Lift-and-shift CI/CD. Converting a 2,000-line Jenkinsfile into a 2,000-line GitHub Actions workflow. Don’t translate — redesign. The old pipeline was probably bad. Use migration as an opportunity to simplify.
Ignoring the Jenkins plugin problem. Jenkins pipelines often depend on dozens of plugins (SonarQube, Artifactory, custom notification plugins). Map every plugin dependency before migration and find GitHub Actions equivalents or replacements.
No deprecation timeline. If the old platform still works, teams won’t migrate. Set a hard decommission date: “Bitbucket Server goes read-only on June 1. Goes offline on August 1.” Urgency drives action.
Over-engineering the platform. Building a Kubernetes-based self-service platform when your teams just need a better CI pipeline. Start with reusable workflows and gradually add platform capabilities as demand grows. Don’t build a platform nobody asked for.

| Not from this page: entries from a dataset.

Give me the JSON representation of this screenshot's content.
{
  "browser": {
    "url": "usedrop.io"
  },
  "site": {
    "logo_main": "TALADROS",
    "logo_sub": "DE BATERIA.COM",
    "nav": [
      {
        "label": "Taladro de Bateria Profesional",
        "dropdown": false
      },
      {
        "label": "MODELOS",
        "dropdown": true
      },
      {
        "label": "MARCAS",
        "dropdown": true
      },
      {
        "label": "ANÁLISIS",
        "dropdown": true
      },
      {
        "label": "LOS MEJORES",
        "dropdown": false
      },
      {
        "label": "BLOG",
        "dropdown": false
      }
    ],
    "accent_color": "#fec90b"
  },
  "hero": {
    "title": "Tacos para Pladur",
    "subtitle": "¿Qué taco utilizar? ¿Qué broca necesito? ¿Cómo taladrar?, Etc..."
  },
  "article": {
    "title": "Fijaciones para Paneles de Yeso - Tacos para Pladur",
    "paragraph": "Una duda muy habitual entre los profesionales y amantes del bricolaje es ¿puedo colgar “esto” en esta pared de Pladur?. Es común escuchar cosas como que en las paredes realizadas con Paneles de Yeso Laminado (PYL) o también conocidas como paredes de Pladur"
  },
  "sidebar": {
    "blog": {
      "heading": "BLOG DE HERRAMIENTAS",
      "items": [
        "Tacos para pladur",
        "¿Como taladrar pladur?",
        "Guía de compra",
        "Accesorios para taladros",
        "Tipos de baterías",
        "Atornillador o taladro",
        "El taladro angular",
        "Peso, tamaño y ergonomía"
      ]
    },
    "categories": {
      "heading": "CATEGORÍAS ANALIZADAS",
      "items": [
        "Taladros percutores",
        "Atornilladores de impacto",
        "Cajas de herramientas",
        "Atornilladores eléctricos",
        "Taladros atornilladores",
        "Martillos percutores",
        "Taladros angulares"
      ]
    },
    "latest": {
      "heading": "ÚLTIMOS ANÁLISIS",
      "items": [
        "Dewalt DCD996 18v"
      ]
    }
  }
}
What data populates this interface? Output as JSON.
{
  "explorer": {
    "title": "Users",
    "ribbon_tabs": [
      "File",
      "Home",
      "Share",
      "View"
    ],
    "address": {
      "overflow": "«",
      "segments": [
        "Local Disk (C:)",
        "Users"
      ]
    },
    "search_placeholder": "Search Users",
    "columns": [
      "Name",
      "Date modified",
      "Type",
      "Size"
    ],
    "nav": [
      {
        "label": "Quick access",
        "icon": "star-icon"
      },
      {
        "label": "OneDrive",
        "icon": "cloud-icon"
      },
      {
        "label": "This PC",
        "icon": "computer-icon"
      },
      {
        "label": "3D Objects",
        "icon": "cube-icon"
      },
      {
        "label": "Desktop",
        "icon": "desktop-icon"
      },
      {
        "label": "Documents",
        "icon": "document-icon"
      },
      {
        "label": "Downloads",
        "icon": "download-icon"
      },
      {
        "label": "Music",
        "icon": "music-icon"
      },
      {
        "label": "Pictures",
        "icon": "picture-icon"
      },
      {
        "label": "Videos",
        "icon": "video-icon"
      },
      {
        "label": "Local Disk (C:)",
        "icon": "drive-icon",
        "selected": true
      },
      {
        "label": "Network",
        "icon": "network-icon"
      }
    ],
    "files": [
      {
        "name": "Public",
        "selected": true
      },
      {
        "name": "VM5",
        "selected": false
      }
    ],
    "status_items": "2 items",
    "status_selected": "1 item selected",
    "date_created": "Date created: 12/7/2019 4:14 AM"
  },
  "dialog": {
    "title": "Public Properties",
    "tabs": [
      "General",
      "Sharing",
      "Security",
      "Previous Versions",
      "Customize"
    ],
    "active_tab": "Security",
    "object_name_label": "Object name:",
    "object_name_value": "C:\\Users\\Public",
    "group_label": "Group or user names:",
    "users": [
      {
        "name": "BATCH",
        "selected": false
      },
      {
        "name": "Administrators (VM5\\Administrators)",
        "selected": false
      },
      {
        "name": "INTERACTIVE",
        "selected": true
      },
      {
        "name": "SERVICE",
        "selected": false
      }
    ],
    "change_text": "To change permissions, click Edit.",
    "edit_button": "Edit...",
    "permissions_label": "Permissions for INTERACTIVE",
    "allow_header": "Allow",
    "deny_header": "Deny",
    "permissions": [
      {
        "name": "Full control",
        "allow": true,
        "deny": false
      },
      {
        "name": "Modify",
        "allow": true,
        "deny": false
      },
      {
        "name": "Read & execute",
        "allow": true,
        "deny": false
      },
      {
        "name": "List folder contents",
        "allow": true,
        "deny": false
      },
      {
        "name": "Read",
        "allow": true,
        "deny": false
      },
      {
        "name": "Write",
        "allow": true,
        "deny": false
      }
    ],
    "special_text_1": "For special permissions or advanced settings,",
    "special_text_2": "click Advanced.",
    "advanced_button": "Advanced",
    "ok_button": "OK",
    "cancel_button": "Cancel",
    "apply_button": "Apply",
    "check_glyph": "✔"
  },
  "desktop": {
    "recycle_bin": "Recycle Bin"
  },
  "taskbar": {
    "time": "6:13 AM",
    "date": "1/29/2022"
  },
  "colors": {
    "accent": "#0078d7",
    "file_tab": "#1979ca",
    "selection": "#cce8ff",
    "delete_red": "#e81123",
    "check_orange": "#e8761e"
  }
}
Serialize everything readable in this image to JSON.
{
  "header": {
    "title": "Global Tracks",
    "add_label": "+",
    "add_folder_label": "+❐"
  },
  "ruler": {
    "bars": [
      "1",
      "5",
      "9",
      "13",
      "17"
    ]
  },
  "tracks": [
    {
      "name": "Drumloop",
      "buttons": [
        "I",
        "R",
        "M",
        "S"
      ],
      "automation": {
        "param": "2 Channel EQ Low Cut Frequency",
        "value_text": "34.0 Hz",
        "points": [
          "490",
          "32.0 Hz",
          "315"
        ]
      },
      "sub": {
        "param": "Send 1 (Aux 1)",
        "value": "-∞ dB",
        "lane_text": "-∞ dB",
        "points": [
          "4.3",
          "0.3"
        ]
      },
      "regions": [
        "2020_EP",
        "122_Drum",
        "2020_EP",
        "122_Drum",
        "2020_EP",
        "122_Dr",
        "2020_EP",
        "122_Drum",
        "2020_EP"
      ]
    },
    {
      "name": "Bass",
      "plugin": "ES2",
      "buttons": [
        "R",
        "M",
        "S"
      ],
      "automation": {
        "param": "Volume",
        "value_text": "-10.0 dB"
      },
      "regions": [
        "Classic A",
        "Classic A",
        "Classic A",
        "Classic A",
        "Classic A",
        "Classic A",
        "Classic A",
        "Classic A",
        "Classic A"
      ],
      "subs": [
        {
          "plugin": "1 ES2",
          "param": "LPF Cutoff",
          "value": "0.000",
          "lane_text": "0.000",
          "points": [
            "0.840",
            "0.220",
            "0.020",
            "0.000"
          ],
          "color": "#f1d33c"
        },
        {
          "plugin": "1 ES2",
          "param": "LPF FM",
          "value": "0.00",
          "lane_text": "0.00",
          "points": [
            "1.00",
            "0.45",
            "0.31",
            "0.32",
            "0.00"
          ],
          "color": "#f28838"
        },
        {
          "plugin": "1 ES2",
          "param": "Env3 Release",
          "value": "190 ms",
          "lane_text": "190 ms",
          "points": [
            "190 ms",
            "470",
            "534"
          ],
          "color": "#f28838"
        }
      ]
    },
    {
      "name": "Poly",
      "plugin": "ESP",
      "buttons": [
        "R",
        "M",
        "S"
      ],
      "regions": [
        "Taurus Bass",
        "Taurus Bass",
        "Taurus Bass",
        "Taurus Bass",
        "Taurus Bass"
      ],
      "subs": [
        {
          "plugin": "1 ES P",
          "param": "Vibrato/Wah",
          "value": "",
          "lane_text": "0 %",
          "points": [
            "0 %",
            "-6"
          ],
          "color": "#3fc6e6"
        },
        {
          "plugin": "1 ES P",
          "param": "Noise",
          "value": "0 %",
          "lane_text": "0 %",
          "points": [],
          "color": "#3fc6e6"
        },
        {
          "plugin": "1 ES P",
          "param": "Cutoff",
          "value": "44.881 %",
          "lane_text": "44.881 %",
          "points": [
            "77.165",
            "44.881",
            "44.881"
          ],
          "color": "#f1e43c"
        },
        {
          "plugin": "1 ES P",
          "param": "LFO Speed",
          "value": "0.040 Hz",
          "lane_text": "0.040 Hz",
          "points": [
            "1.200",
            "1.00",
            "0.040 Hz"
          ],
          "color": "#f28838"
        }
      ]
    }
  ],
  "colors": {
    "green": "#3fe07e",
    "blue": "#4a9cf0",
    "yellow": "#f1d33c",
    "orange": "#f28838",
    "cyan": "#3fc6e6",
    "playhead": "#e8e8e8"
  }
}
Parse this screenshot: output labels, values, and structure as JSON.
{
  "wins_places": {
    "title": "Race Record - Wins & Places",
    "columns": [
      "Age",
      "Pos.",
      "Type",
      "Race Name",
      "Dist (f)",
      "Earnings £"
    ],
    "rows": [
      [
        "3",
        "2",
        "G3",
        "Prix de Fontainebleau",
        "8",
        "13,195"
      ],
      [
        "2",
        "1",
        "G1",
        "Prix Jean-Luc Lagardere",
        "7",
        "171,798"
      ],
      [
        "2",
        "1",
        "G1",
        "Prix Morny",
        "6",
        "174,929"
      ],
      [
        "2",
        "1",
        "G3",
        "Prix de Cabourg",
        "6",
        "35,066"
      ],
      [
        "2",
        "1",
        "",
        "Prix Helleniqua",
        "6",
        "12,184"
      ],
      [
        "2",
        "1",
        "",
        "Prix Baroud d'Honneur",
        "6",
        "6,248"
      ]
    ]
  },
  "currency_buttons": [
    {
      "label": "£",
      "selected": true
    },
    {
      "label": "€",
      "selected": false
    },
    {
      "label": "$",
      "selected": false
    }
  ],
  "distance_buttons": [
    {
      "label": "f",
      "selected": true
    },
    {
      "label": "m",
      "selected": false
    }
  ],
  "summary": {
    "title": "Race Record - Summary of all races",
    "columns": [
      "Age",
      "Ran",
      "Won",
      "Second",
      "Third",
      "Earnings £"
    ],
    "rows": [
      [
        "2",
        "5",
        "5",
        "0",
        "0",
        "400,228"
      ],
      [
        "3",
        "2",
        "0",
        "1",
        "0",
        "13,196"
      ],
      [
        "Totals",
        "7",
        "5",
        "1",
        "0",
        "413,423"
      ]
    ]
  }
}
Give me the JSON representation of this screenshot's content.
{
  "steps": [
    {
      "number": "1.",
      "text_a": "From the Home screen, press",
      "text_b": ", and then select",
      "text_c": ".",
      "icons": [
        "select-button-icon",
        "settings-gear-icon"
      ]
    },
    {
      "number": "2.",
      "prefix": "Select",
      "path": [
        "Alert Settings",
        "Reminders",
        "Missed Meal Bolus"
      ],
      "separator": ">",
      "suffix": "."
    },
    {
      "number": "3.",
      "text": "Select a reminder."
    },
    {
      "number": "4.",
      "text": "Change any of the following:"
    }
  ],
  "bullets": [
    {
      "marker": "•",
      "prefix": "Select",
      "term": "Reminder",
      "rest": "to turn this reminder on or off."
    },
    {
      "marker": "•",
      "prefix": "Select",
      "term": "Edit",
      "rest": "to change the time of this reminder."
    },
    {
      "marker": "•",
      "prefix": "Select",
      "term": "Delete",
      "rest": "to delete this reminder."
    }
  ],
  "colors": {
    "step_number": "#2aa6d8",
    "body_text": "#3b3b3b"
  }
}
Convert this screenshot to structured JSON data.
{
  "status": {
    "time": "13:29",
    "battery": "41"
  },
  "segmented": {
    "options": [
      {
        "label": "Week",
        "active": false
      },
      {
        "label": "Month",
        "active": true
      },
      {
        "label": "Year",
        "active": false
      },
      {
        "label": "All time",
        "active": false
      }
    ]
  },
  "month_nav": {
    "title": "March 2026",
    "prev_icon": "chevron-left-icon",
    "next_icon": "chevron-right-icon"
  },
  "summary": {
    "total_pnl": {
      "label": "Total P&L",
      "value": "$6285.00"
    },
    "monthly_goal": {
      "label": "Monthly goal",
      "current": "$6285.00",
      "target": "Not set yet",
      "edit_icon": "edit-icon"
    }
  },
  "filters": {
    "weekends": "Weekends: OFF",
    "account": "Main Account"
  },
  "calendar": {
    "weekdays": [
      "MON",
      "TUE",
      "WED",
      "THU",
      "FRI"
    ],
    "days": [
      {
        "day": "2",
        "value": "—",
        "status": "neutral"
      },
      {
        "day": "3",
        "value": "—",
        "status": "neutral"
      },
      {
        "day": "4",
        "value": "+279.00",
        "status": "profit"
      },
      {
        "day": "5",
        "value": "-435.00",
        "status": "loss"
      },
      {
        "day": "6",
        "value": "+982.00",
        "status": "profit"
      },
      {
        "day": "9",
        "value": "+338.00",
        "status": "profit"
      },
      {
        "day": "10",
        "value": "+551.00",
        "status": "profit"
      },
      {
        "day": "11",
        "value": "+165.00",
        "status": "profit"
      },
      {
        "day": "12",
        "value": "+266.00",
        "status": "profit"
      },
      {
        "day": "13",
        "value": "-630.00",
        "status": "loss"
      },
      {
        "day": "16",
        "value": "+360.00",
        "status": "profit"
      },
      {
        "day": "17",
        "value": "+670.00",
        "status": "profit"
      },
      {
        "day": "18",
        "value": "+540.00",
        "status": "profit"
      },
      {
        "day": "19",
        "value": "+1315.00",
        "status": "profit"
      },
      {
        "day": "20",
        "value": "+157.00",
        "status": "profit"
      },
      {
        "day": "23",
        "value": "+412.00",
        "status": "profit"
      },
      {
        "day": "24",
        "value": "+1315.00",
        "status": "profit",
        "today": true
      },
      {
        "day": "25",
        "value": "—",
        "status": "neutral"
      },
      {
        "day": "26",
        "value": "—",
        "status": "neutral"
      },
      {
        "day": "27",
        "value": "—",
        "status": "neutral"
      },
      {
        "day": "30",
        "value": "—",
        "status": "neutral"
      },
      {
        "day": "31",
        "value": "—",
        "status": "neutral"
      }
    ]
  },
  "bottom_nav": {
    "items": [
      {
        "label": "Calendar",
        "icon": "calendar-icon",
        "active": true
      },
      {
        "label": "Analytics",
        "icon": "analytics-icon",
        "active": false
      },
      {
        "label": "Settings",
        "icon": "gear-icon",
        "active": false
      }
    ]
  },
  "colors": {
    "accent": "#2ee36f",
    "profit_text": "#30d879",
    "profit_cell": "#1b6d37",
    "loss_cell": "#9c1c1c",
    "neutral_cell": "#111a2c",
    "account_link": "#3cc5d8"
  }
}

Forgetting Windows teams. If you have .NET developers on Windows, their migration experience is different — Visual Studio integration, Windows-based runners, MSBuild pipelines. Don’t treat them as an afterthought:
# GitHub Actions for .NET on Windows
jobs:
build:
runs-on: windows-latest
steps:
- uses: actions/checkout@v4
- uses: actions/setup-dotnet@v4
with:
dotnet-version: '9.0'
- run: dotnet restore
- run: dotnet build --no-restore
- run: dotnet test --no-build --verbosity normal
The Bottom Line
Enterprise DevOps modernization isn’t a tools problem — it’s a systems problem. Migrating to GitHub is the easy part. The hard parts are: convincing 50 teams to abandon their custom Jenkins setups, decomposing monolithic Terraform into manageable layers, building a platform that engineers actually want to use, and shifting the culture from “throw it over the wall to DevOps” to “you build it, you run it.”
But the math is clear. Organizations at the DORA “Elite” level deploy 973x more frequently than “Low” performers, with 6,570x faster lead times and 3x lower change failure rates. The gap between mature and immature DevOps isn’t incremental — it’s exponential.
Start with GitHub. Build the CI/CD golden path. Measure with DORA. Build the platform. And decommission the old stuff before it becomes permanent.